LTT185 - Condition 5 Schedule 3 Data Protection Act 1998 (condition for processing sensitive personal data)
- FOI/EIR: FOI / EIR
- Section/Regulation: s 40(2), reg 13
- Issue: Condition 5 Schedule 3 Data Protection Act 1998 (condition for processing sensitive personal data)
- Related Lines to Take: LTT86, LTT139
- Related Documents: EA/2009/0083
- Source: Policy Team
- Details: Content
- Contact: DC
- Date: 19/11/2010
- Policy Reference: LTT185
- © Copyright Information Commissioner's Office, re-used with permission
- Original source linked from here: LTT
Line to take
The Commissioner does not consider that where a defendant chooses to plead mitigating circumstances in open court in an effort to reduce their sentence and thereby makes certain information public condition 5 of Schedule 3 of the DPA will be satisfied
In the case of Bryce v ICO (EA/2009/0083), the Tribunal considered a request to Cambridge Constabulary for information contained in a report into the investigation of the death of the appellants sister. The requested information comprised the personal data of the offender, some of which in turn was sensitive personal data as it related to the commission or alleged commission by him of an offence or to his physical or mental health.

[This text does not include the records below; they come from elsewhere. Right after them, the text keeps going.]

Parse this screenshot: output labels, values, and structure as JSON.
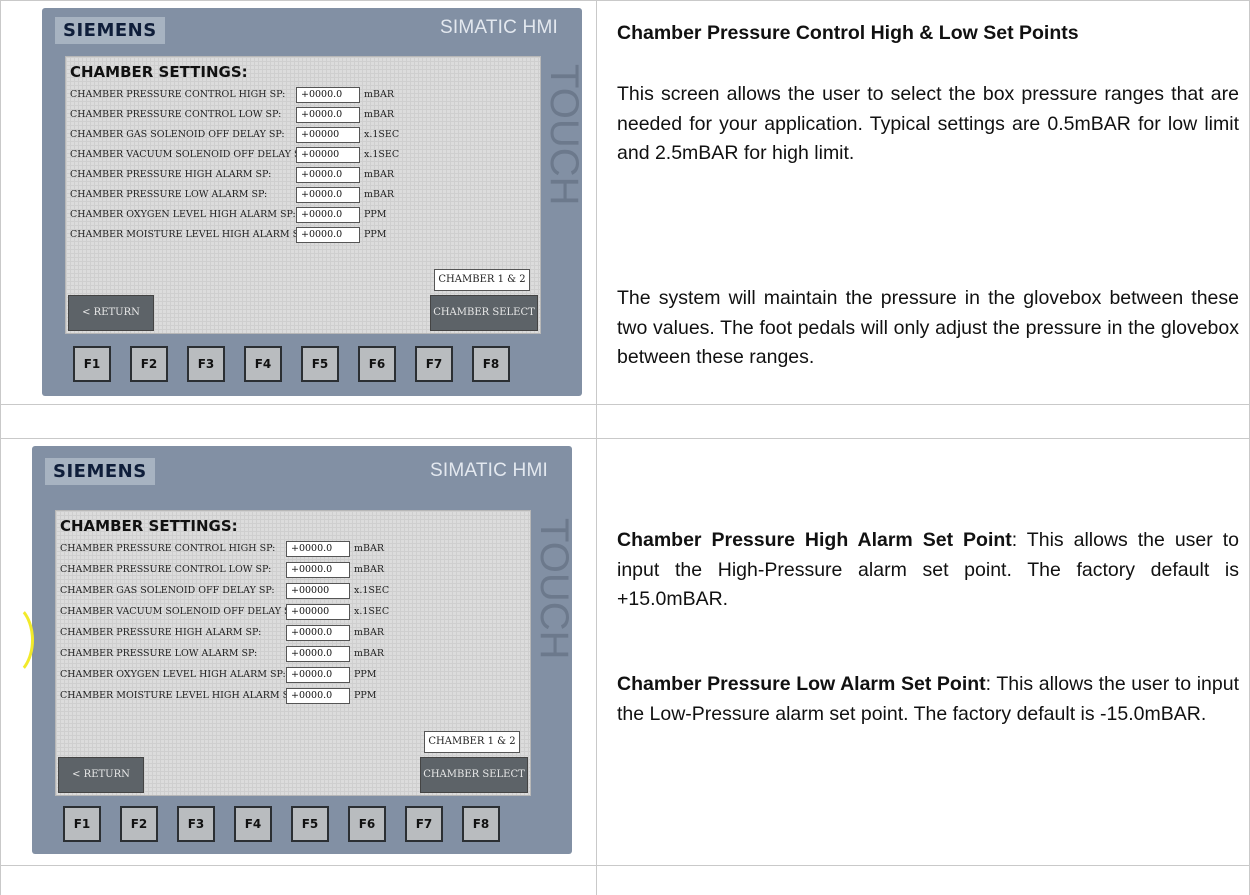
{
  "page_caption": "",
  "hmi": {
    "brand": "SIEMENS",
    "model": "SIMATIC HMI",
    "touch": "TOUCH",
    "screen_title": "CHAMBER SETTINGS:",
    "rows": [
      {
        "label": "CHAMBER PRESSURE CONTROL HIGH SP:",
        "value": "+0000.0",
        "unit": "mBAR"
      },
      {
        "label": "CHAMBER PRESSURE CONTROL LOW SP:",
        "value": "+0000.0",
        "unit": "mBAR"
      },
      {
        "label": "CHAMBER GAS SOLENOID OFF DELAY SP:",
        "value": "+00000",
        "unit": "x.1SEC"
      },
      {
        "label": "CHAMBER VACUUM SOLENOID OFF DELAY SP:",
        "value": "+00000",
        "unit": "x.1SEC"
      },
      {
        "label": "CHAMBER PRESSURE HIGH ALARM SP:",
        "value": "+0000.0",
        "unit": "mBAR"
      },
      {
        "label": "CHAMBER PRESSURE LOW ALARM SP:",
        "value": "+0000.0",
        "unit": "mBAR"
      },
      {
        "label": "CHAMBER OXYGEN LEVEL HIGH ALARM SP:",
        "value": "+0000.0",
        "unit": "PPM"
      },
      {
        "label": "CHAMBER MOISTURE LEVEL HIGH ALARM SP:",
        "value": "+0000.0",
        "unit": "PPM"
      }
    ],
    "chamber_selection": "CHAMBER 1 & 2",
    "return_label": "< RETURN",
    "chamber_select_label": "CHAMBER SELECT",
    "function_keys": [
      "F1",
      "F2",
      "F3",
      "F4",
      "F5",
      "F6",
      "F7",
      "F8"
    ]
  },
  "section1": {
    "heading": "Chamber Pressure Control High & Low Set Points",
    "para1": "This screen allows the user to select the box pressure ranges that are needed for your application. Typical settings are 0.5mBAR for low limit and 2.5mBAR for high limit.",
    "para2": "The system will maintain the pressure in the glovebox between these two values. The foot pedals will only adjust the pressure in the glovebox between these ranges."
  },
  "section2": {
    "high_term": "Chamber Pressure High Alarm Set Point",
    "high_text": ": This allows the user to input the High-Pressure alarm set point. The factory default is +15.0mBAR.",
    "low_term": "Chamber Pressure Low Alarm Set Point",
    "low_text": ": This allows the user to input the Low-Pressure alarm set point. The factory default is -15.0mBAR."
  },
  "colors": {
    "panel_bezel": "#8290a4",
    "screen_bg": "#dcdcdc",
    "button_dark": "#5d6368",
    "highlight_circle": "#f2ea2a"
  }
}
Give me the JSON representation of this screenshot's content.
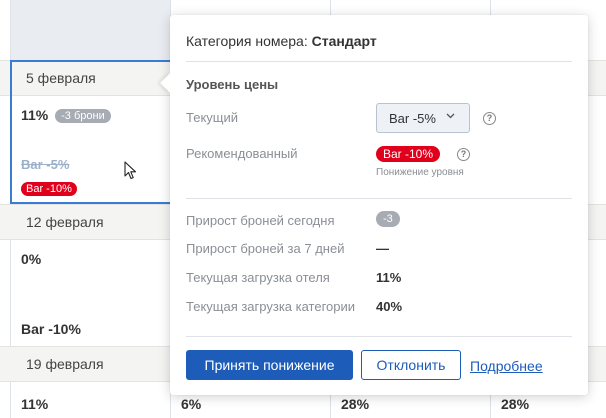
{
  "calendar": {
    "rows": [
      {
        "date": "5 февраля",
        "occupancy": "11%",
        "booking_delta": "-3 брони",
        "old_rate": "Bar -5%",
        "new_rate": "Bar -10%"
      },
      {
        "date": "12 февраля",
        "occupancy": "0%",
        "rate": "Bar -10%"
      },
      {
        "date": "19 февраля",
        "occupancies": [
          "11%",
          "6%",
          "28%",
          "28%"
        ]
      }
    ]
  },
  "popover": {
    "category_label": "Категория номера:",
    "category_value": "Стандарт",
    "section_title": "Уровень цены",
    "current_label": "Текущий",
    "current_value": "Bar -5%",
    "recommended_label": "Рекомендованный",
    "recommended_value": "Bar -10%",
    "recommended_note": "Понижение уровня",
    "stats": [
      {
        "label": "Прирост броней сегодня",
        "value": "-3"
      },
      {
        "label": "Прирост броней за 7 дней",
        "value": "—"
      },
      {
        "label": "Текущая загрузка отеля",
        "value": "11%"
      },
      {
        "label": "Текущая загрузка категории",
        "value": "40%"
      }
    ],
    "accept_label": "Принять понижение",
    "decline_label": "Отклонить",
    "more_label": "Подробнее"
  },
  "colors": {
    "primary": "#1d5cb8",
    "danger": "#e0001b",
    "neutral_badge": "#a7abb3"
  }
}
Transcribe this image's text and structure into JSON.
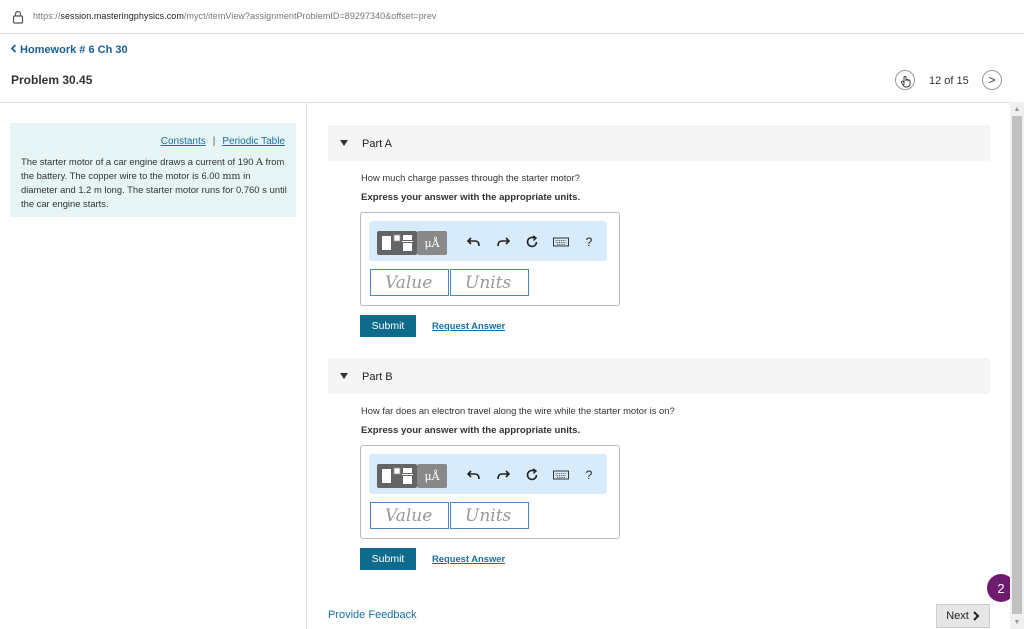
{
  "browser": {
    "url_prefix": "https://",
    "url_domain": "session.masteringphysics.com",
    "url_path": "/myct/itemView?assignmentProblemID=89297340&offset=prev"
  },
  "header": {
    "back_label": "Homework # 6 Ch 30",
    "problem_title": "Problem 30.45",
    "nav_count": "12 of 15",
    "next_chevron": ">"
  },
  "info": {
    "constants_link": "Constants",
    "separator": "|",
    "periodic_link": "Periodic Table",
    "text_1": "The starter motor of a car engine draws a current of 190 ",
    "unit_A": "A",
    "text_2": " from the battery. The copper wire to the motor is 6.00 ",
    "unit_mm": "mm",
    "text_3": " in diameter and 1.2 m long. The starter motor runs for 0.760 ",
    "unit_s": "s",
    "text_4": " until the car engine starts."
  },
  "parts": [
    {
      "label": "Part A",
      "question": "How much charge passes through the starter motor?",
      "express": "Express your answer with the appropriate units.",
      "value_placeholder": "Value",
      "units_placeholder": "Units",
      "submit": "Submit",
      "request": "Request Answer"
    },
    {
      "label": "Part B",
      "question": "How far does an electron travel along the wire while the starter motor is on?",
      "express": "Express your answer with the appropriate units.",
      "value_placeholder": "Value",
      "units_placeholder": "Units",
      "submit": "Submit",
      "request": "Request Answer"
    }
  ],
  "toolbar": {
    "units_label": "μÅ",
    "help_label": "?",
    "icons": [
      "templates-icon",
      "units-icon",
      "undo-icon",
      "redo-icon",
      "reset-icon",
      "keyboard-icon",
      "help-icon"
    ]
  },
  "footer": {
    "feedback": "Provide Feedback",
    "next": "Next",
    "badge": "2"
  },
  "colors": {
    "link": "#1a6ea0",
    "submit_bg": "#0f6b8c",
    "info_bg": "#e6f4f6",
    "toolbar_bg": "#d8ebfa",
    "badge_bg": "#6d1c6f"
  }
}
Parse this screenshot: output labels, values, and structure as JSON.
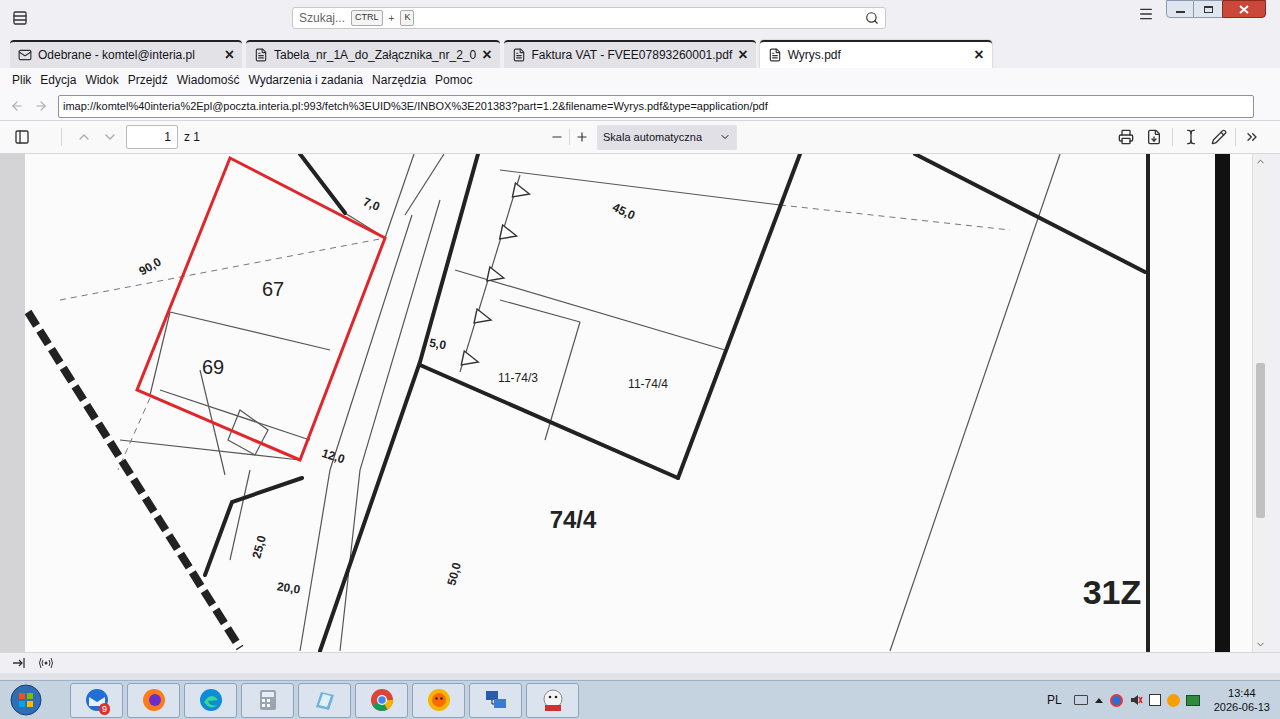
{
  "window": {
    "search_placeholder": "Szukaj...",
    "shortcut": [
      "CTRL",
      "+",
      "K"
    ]
  },
  "tabs": [
    {
      "label": "Odebrane - komtel@interia.pl",
      "kind": "mail",
      "selected": false
    },
    {
      "label": "Tabela_nr_1A_do_Załącznika_nr_2_0",
      "kind": "document",
      "selected": false
    },
    {
      "label": "Faktura VAT - FVEE07893260001.pdf",
      "kind": "document",
      "selected": false
    },
    {
      "label": "Wyrys.pdf",
      "kind": "document",
      "selected": true
    }
  ],
  "tab_close": "×",
  "menu": [
    "Plik",
    "Edycja",
    "Widok",
    "Przejdź",
    "Wiadomość",
    "Wydarzenia i zadania",
    "Narzędzia",
    "Pomoc"
  ],
  "address": "imap://komtel%40interia%2Epl@poczta.interia.pl:993/fetch%3EUID%3E/INBOX%3E201383?part=1.2&filename=Wyrys.pdf&type=application/pdf",
  "pdf_toolbar": {
    "page": "1",
    "page_count": "z 1",
    "zoom": "Skala automatyczna"
  },
  "map": {
    "labels": [
      {
        "text": "67"
      },
      {
        "text": "69"
      },
      {
        "text": "7,0"
      },
      {
        "text": "45,0"
      },
      {
        "text": "90,0"
      },
      {
        "text": "5,0"
      },
      {
        "text": "11-74/3"
      },
      {
        "text": "11-74/4"
      },
      {
        "text": "74/4"
      },
      {
        "text": "12,0"
      },
      {
        "text": "25,0"
      },
      {
        "text": "20,0"
      },
      {
        "text": "50,0"
      },
      {
        "text": "31Z"
      }
    ]
  },
  "scrollbar": {
    "position": 0.42,
    "size": 0.31
  },
  "taskbar": {
    "apps": [
      {
        "kind": "thunderbird",
        "badge": "9"
      },
      {
        "kind": "firefox",
        "badge": ""
      },
      {
        "kind": "edge",
        "badge": ""
      },
      {
        "kind": "calculator",
        "badge": ""
      },
      {
        "kind": "notes",
        "badge": ""
      },
      {
        "kind": "chrome",
        "badge": ""
      },
      {
        "kind": "sun",
        "badge": ""
      },
      {
        "kind": "network",
        "badge": ""
      },
      {
        "kind": "pdf24",
        "badge": ""
      }
    ]
  },
  "tray": {
    "language": "PL",
    "time": "13:44",
    "date": "2026-06-13"
  }
}
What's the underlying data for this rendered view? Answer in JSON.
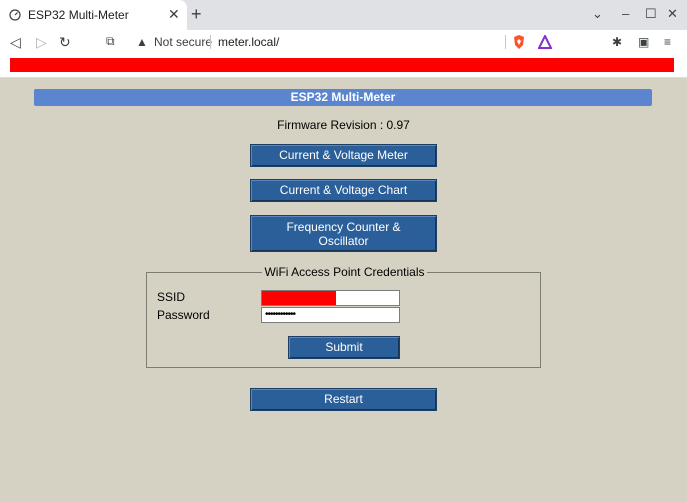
{
  "browser": {
    "tab_title": "ESP32 Multi-Meter",
    "tab_close": "✕",
    "new_tab": "+",
    "window_controls": {
      "dropdown": "⌄",
      "minimize": "–",
      "maximize": "☐",
      "close": "✕"
    },
    "nav": {
      "back": "◁",
      "forward": "▷",
      "reload": "↻",
      "bookmark": "⧉"
    },
    "security_icon": "▲",
    "security_label": "Not secure",
    "url": "meter.local/",
    "toolbar_icons": {
      "extensions": "✱",
      "wallet": "▣",
      "menu": "≡"
    }
  },
  "page": {
    "header": "ESP32 Multi-Meter",
    "firmware": "Firmware Revision : 0.97",
    "buttons": {
      "meter": "Current & Voltage Meter",
      "chart": "Current & Voltage Chart",
      "freq_line1": "Frequency Counter &",
      "freq_line2": "Oscillator",
      "submit": "Submit",
      "restart": "Restart"
    },
    "wifi": {
      "legend": "WiFi Access Point Credentials",
      "ssid_label": "SSID",
      "password_label": "Password",
      "password_value": "••••••••••••"
    }
  },
  "colors": {
    "page_background": "#d6d2c3",
    "header_bar": "#5b86cf",
    "button": "#2a5f9a",
    "redaction": "#ff0000"
  }
}
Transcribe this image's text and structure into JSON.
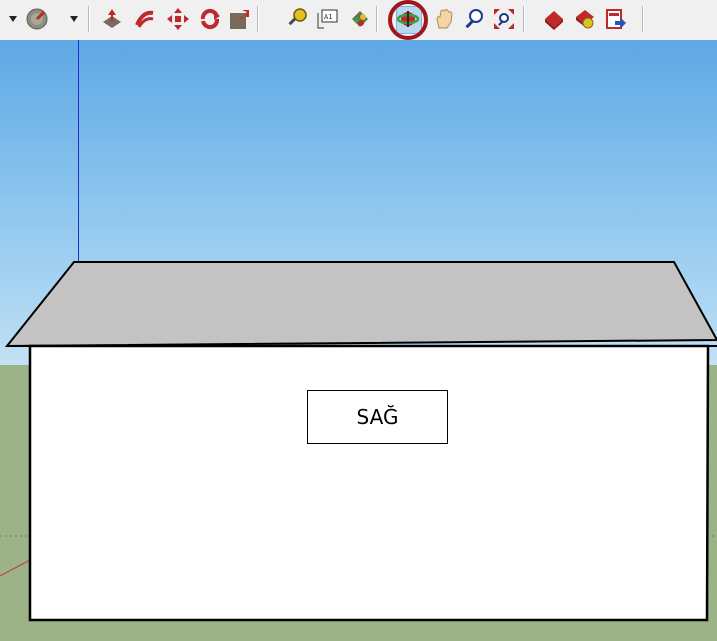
{
  "toolbar": {
    "tools": [
      {
        "name": "select-dropdown-arrow"
      },
      {
        "name": "eraser-icon"
      },
      {
        "name": "dropdown-arrow"
      },
      {
        "name": "push-pull-icon"
      },
      {
        "name": "follow-me-icon"
      },
      {
        "name": "move-icon"
      },
      {
        "name": "rotate-icon"
      },
      {
        "name": "scale-icon"
      },
      {
        "name": "tape-measure-icon"
      },
      {
        "name": "text-tool-icon"
      },
      {
        "name": "paint-bucket-icon"
      },
      {
        "name": "orbit-icon",
        "active": true
      },
      {
        "name": "pan-icon"
      },
      {
        "name": "zoom-icon"
      },
      {
        "name": "zoom-extents-icon"
      },
      {
        "name": "warehouse-icon"
      },
      {
        "name": "extension-warehouse-icon"
      },
      {
        "name": "share-model-icon"
      }
    ],
    "text_tool_glyph": "A1",
    "highlight_color": "#a0141a"
  },
  "viewport": {
    "wall_label": "SAĞ",
    "sky_top_color": "#5ea8e6",
    "ground_color": "#9bb386",
    "roof_color": "#c3c3c3"
  }
}
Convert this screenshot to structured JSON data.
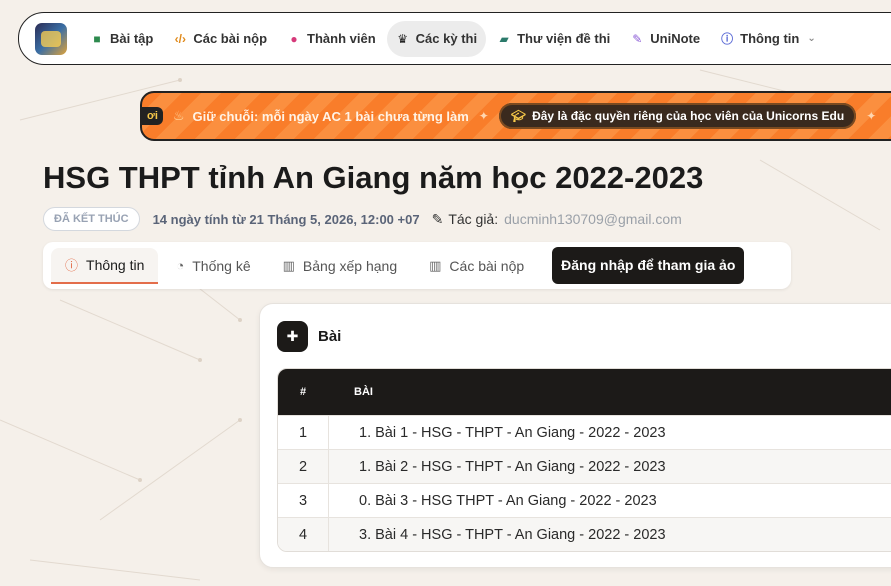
{
  "nav": {
    "items": [
      {
        "label": "Bài tập",
        "icon": "book-icon"
      },
      {
        "label": "Các bài nộp",
        "icon": "code-icon"
      },
      {
        "label": "Thành viên",
        "icon": "users-icon"
      },
      {
        "label": "Các kỳ thi",
        "icon": "trophy-icon",
        "active": true
      },
      {
        "label": "Thư viện đề thi",
        "icon": "folder-icon"
      },
      {
        "label": "UniNote",
        "icon": "edit-icon"
      },
      {
        "label": "Thông tin",
        "icon": "info-icon"
      }
    ]
  },
  "banner": {
    "tag": "ơi",
    "streak_text": "Giữ chuỗi: mỗi ngày AC 1 bài chưa từng làm",
    "pill_text": "Đây là đặc quyền riêng của học viên của Unicorns Edu"
  },
  "contest": {
    "title": "HSG THPT tỉnh An Giang năm học 2022-2023",
    "status": "ĐÃ KẾT THÚC",
    "time_info": "14 ngày tính từ 21 Tháng 5, 2026, 12:00 +07",
    "author_label": "Tác giả:",
    "author_email": "ducminh130709@gmail.com"
  },
  "tabs": {
    "info": "Thông tin",
    "stats": "Thống kê",
    "ranking": "Bảng xếp hạng",
    "submissions": "Các bài nộp",
    "join": "Đăng nhập để tham gia ảo"
  },
  "problems": {
    "title": "Bài",
    "headers": {
      "num": "#",
      "name": "BÀI"
    },
    "rows": [
      {
        "num": "1",
        "name": "1. Bài 1 - HSG - THPT - An Giang - 2022 - 2023"
      },
      {
        "num": "2",
        "name": "1. Bài 2 - HSG - THPT - An Giang - 2022 - 2023"
      },
      {
        "num": "3",
        "name": "0. Bài 3 - HSG THPT - An Giang - 2022 - 2023"
      },
      {
        "num": "4",
        "name": "3. Bài 4 - HSG - THPT - An Giang - 2022 - 2023"
      }
    ]
  }
}
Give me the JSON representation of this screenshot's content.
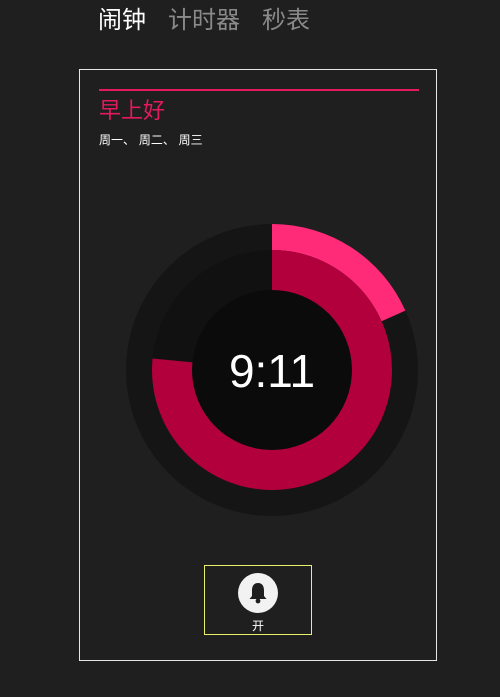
{
  "tabs": [
    {
      "label": "闹钟",
      "active": true
    },
    {
      "label": "计时器",
      "active": false
    },
    {
      "label": "秒表",
      "active": false
    }
  ],
  "alarm": {
    "title": "早上好",
    "days": "周一、 周二、 周三",
    "time": "9:11",
    "hour": 9,
    "minute": 11,
    "toggle_label": "开",
    "toggle_icon": "bell-icon"
  },
  "colors": {
    "accent": "#e5195d",
    "hour_ring": "#b2003c",
    "minute_ring": "#ff2a78",
    "border": "#ffffff",
    "button_border": "#e6f06b"
  }
}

Having considered fairness and the conditions in schedule 2, the Tribunal went on to consider schedule 3 and found that condition 5 was met in relation to some of the sensitive personal data (specifically the information that had previously been disclosed to the court). Condition 5 is met where "the information contained in the personal data has been made public as a result of steps deliberately taken by the data subject". The basis for this view was that the information was already in the public domain in the form of a court transcript and that it was put there by the offender himself. The information in question was disclosed to the court by the offender in an effort both to reduce the charge from murder to manslaughter and to mitigate his sentence.
Although a transcript of crown court proceedings may have entered the public domain, we do not agree that information provided to the court in such circumstances can be considered to have "been made public as a result of steps deliberately taken by the data subject". The data subject may well have been aware that information disclosed in open court would enter the public domain, although this is not necessarily the case. In any event, as he had no option but to make the information available to the court in order to defend himself, this cannot be characterised as deliberately placing the information in the public domain. Moreover, even if it is established that information which has been disclosed in open court has entered the public domain, it is not necessarily the case that it will remain in the public domain (see LTT139) and this will also call into question whether the information can be described as "being made public".
The Commissioner considers that there are also potential human rights implications if he were to follow the Tribunal’s approach as it could result in individuals being deterred from saying things in court in order to defend themselves. It is not considered acceptable that the use of Condition 5 of Schedule 3 should act as a disincentive to individuals being able to exercise their human rights.